The Dow Jones Industrial Average (DJI) slid 0.4% or 142.29 points to close at 33,966.35 points.
The S&P 500 fell 0.6% or 24.33 points to finish at 3,995.32 points. Communication services, financials and materials were the worst performers on the index.
The Communication Services Select Sector SPDR (XLC) and the Financials Select Sector SPDR (XLF) each declined 1.3%. The Materials Select Sector SPDR (XLB) fell 1.1%. Ten of the 11 sectors of the benchmark index ended in negative territory.
The tech-heavy Nasdaq declined 0.8% or 85.93 points to end at 11,170.89 points.
The fear-gauge CBOE Volatility Index (VIX) was down 6.25% to 21.14. Decliners outnumbered advancers on the NYSE by a 1.39-to-1 ratio.

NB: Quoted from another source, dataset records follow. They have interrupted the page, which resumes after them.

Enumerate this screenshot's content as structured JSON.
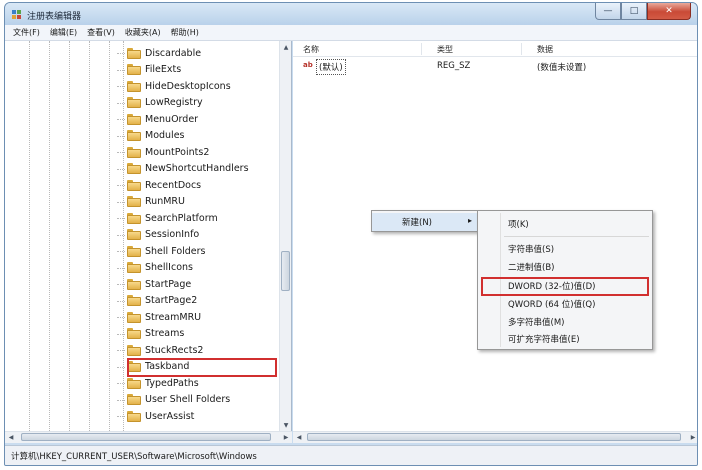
{
  "window": {
    "title": "注册表编辑器",
    "controls": {
      "minimize": "—",
      "maximize": "□",
      "close": "✕"
    }
  },
  "menubar": {
    "items": [
      "文件(F)",
      "编辑(E)",
      "查看(V)",
      "收藏夹(A)",
      "帮助(H)"
    ]
  },
  "tree": {
    "items": [
      "Discardable",
      "FileExts",
      "HideDesktopIcons",
      "LowRegistry",
      "MenuOrder",
      "Modules",
      "MountPoints2",
      "NewShortcutHandlers",
      "RecentDocs",
      "RunMRU",
      "SearchPlatform",
      "SessionInfo",
      "Shell Folders",
      "ShellIcons",
      "StartPage",
      "StartPage2",
      "StreamMRU",
      "Streams",
      "StuckRects2",
      "Taskband",
      "TypedPaths",
      "User Shell Folders",
      "UserAssist"
    ],
    "highlighted": "Taskband"
  },
  "list": {
    "columns": {
      "name": "名称",
      "type": "类型",
      "data": "数据"
    },
    "rows": [
      {
        "icon": "ab",
        "name": "(默认)",
        "type": "REG_SZ",
        "data": "(数值未设置)"
      }
    ]
  },
  "context_menu": {
    "new_label": "新建(N)",
    "arrow": "▸"
  },
  "submenu": {
    "items": [
      "项(K)",
      "字符串值(S)",
      "二进制值(B)",
      "DWORD (32-位)值(D)",
      "QWORD (64 位)值(Q)",
      "多字符串值(M)",
      "可扩充字符串值(E)"
    ],
    "highlighted": "DWORD (32-位)值(D)"
  },
  "statusbar": {
    "path": "计算机\\HKEY_CURRENT_USER\\Software\\Microsoft\\Windows"
  },
  "colors": {
    "highlight_box": "#d12f2f",
    "folder": "#e3b24a",
    "title_bar": "#c9dcef"
  }
}
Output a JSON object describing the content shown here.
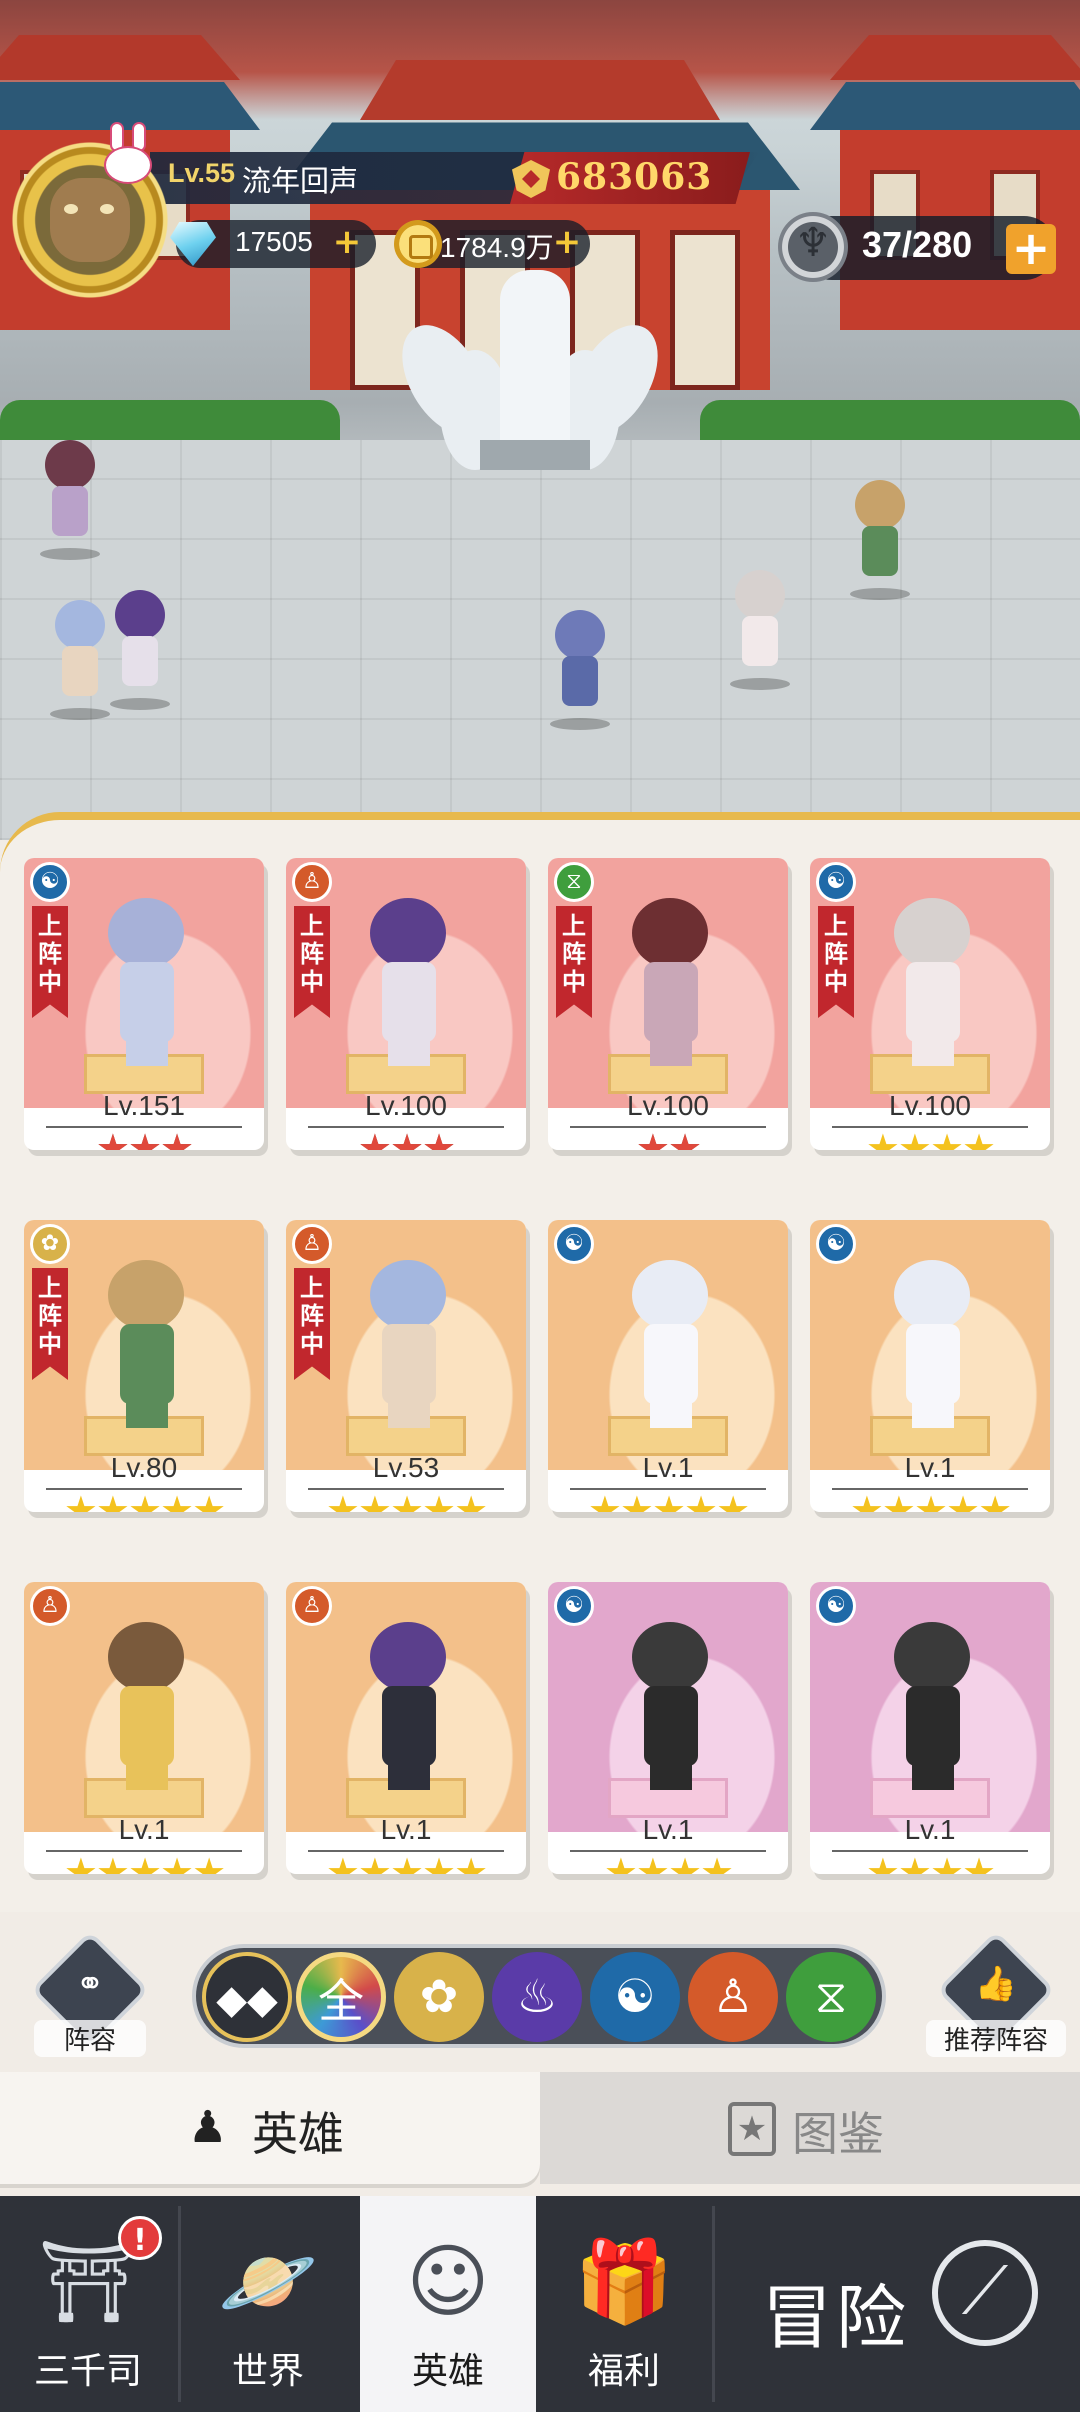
{
  "player": {
    "level": "Lv.55",
    "name": "流年回声",
    "power": "683063",
    "gems": "17505",
    "gold": "1784.9万",
    "stamina": "37/280",
    "plus": "+"
  },
  "heroes": [
    {
      "level": "Lv.151",
      "stars": 3,
      "star_color": "red",
      "bg": "red",
      "deployed": true,
      "faction": "water-swirl-icon"
    },
    {
      "level": "Lv.100",
      "stars": 3,
      "star_color": "red",
      "bg": "red",
      "deployed": true,
      "faction": "meditation-icon"
    },
    {
      "level": "Lv.100",
      "stars": 2,
      "star_color": "red",
      "bg": "red",
      "deployed": true,
      "faction": "dna-icon"
    },
    {
      "level": "Lv.100",
      "stars": 4,
      "star_color": "gold",
      "bg": "red",
      "deployed": true,
      "faction": "water-swirl-icon"
    },
    {
      "level": "Lv.80",
      "stars": 5,
      "star_color": "gold",
      "bg": "gold",
      "deployed": true,
      "faction": "lotus-icon"
    },
    {
      "level": "Lv.53",
      "stars": 5,
      "star_color": "gold",
      "bg": "gold",
      "deployed": true,
      "faction": "meditation-icon"
    },
    {
      "level": "Lv.1",
      "stars": 5,
      "star_color": "gold",
      "bg": "gold",
      "deployed": false,
      "faction": "water-swirl-icon"
    },
    {
      "level": "Lv.1",
      "stars": 5,
      "star_color": "gold",
      "bg": "gold",
      "deployed": false,
      "faction": "water-swirl-icon"
    },
    {
      "level": "Lv.1",
      "stars": 5,
      "star_color": "gold",
      "bg": "gold",
      "deployed": false,
      "faction": "meditation-icon"
    },
    {
      "level": "Lv.1",
      "stars": 5,
      "star_color": "gold",
      "bg": "gold",
      "deployed": false,
      "faction": "meditation-icon"
    },
    {
      "level": "Lv.1",
      "stars": 4,
      "star_color": "gold",
      "bg": "pink",
      "deployed": false,
      "faction": "water-swirl-icon"
    },
    {
      "level": "Lv.1",
      "stars": 4,
      "star_color": "gold",
      "bg": "pink",
      "deployed": false,
      "faction": "water-swirl-icon"
    }
  ],
  "deploy_label": "上阵中",
  "filter": {
    "lineup_label": "阵容",
    "recommend_label": "推荐阵容",
    "all_label": "全",
    "buttons": [
      "diamond-tiles-icon",
      "all-icon",
      "lotus-icon",
      "flame-icon",
      "water-swirl-icon",
      "meditation-icon",
      "dna-icon"
    ]
  },
  "tabs": {
    "hero": "英雄",
    "codex": "图鉴"
  },
  "nav": {
    "items": [
      "三千司",
      "世界",
      "英雄",
      "福利"
    ],
    "adventure": "冒险",
    "badge": "!"
  },
  "colors": {
    "accent": "#e7b94d",
    "deploy_ribbon": "#c1272d",
    "power": "#ffd86a"
  }
}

On Nasdaq, a 1.42-to-1 ratio favored declining issues. A total of 12.15 billion shares were traded on Wednesday, higher than the last 20-session average of 10.55 billion.

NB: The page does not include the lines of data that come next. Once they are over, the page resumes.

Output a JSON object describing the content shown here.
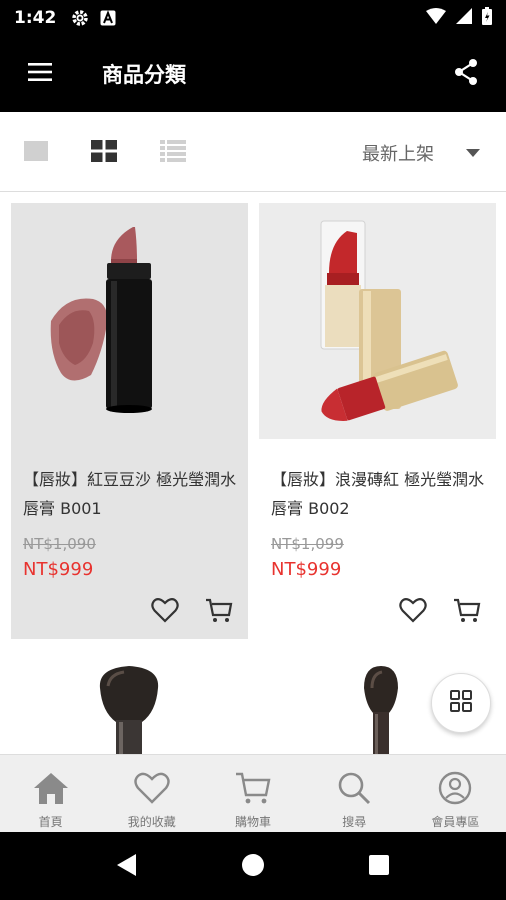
{
  "status_bar": {
    "time": "1:42"
  },
  "app_bar": {
    "title": "商品分類"
  },
  "toolbar": {
    "sort_label": "最新上架"
  },
  "products": [
    {
      "name": "【唇妝】紅豆豆沙 極光瑩潤水唇膏 B001",
      "old_price": "NT$1,090",
      "price": "NT$999"
    },
    {
      "name": "【唇妝】浪漫磚紅 極光瑩潤水唇膏 B002",
      "old_price": "NT$1,099",
      "price": "NT$999"
    }
  ],
  "bottom_nav": {
    "items": [
      {
        "label": "首頁",
        "icon": "home-icon"
      },
      {
        "label": "我的收藏",
        "icon": "heart-icon"
      },
      {
        "label": "購物車",
        "icon": "cart-icon"
      },
      {
        "label": "搜尋",
        "icon": "search-icon"
      },
      {
        "label": "會員專區",
        "icon": "user-icon"
      }
    ]
  },
  "colors": {
    "price": "#e8332f",
    "app_bar": "#000000",
    "nav_bg": "#efefef"
  }
}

Wall Street ended lower on Wednesday in a choppy trading session as they digested another round of interest rate hikes. The Fed hiked interest rates by another 50 basis points. Investors had been hoping for a 50-basis point rate hike as fresh economic data released earlier this week showed that inflation is slowing.
The Fed had also hinted at slowing down its pace of rate hikes after increasing interest rates by 75 basis points for the fourth consecutive time since June. Sentiments were bullish ahead of the announcement which saw the Dow climbing as much as 287.01 points earlier in the day.

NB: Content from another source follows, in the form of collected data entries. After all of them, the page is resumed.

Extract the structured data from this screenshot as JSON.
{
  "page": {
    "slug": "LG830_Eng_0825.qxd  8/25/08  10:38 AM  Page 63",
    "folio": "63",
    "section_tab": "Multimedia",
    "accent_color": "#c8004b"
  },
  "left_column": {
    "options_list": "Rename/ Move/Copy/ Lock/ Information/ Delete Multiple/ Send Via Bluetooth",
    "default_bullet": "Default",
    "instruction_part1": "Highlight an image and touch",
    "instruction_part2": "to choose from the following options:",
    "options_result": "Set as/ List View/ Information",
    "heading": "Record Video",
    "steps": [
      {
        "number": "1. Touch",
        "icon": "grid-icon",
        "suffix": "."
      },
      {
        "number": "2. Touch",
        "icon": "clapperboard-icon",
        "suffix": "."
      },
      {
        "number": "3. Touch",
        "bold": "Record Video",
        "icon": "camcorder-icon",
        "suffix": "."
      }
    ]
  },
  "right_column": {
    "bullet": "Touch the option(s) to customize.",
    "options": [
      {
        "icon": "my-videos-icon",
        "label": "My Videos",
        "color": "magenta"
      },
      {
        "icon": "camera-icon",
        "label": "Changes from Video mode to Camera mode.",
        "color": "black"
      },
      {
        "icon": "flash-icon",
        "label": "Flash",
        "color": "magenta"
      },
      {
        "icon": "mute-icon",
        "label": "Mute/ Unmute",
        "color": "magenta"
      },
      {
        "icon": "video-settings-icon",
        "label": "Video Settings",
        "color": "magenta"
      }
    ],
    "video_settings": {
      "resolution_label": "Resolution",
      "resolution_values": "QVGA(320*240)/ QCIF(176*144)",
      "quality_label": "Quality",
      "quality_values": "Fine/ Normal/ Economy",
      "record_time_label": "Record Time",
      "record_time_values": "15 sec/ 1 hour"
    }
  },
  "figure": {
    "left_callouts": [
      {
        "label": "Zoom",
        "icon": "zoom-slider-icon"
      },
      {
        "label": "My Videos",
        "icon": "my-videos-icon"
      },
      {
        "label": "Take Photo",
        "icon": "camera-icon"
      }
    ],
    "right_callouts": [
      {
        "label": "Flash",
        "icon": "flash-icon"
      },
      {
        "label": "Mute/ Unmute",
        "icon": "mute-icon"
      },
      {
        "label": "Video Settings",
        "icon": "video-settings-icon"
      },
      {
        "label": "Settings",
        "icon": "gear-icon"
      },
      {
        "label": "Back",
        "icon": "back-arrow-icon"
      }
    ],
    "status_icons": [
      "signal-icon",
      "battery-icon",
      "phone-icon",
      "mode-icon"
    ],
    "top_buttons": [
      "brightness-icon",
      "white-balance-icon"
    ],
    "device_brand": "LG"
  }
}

However, investors’ confidence was dented after the Fed along with the announcement also signaled further rate hikes through 2023. The Fed also said that it required more economic data to change its view of the current state of inflation. Wednesday’s 50-basis point rate hike took the benchmark range of 4.25% to 4.50%, the highest since 2007.
The Fed also said that it now sees taking rates to the benchmark range of 5.1%, before it takes a call on pausing the hikes, which is higher than the forecast of 4.6% the central bank said in September.
This once again raised concerns among investors as they assessed that constant rate hikes could further slow down the economy and might push the nation into a recession.
Financial stocks were one of the worst performers on Wednesday. Shares of Bank of America Corporation BAC and The Goldman Sachs Group, Inc. GS fell 1.4% and 2.3%, respectively. Bank of America has a Zacks Rank #3 (Hold). You can see the complete list of today's Zacks #1 Rank (Strong Buy) stocks here.
Treasury yields also fluctuated during Fed Chair Jerome Powell’s press conference and ended the session lower after the central bank indicated more rate hikes in the coming months. Shares of Apple Inc. AAPL declined 1.6%, while Netflix, Inc. NFLX fell 0.8%.
In other economic data released on Wednesday, the Labor Department said that U.S. import prices decreased 0.6% in November, after falling 0.4% the prior month. Prices of U.S. exports decreased 0.3% in November, after falling 0.4% in October.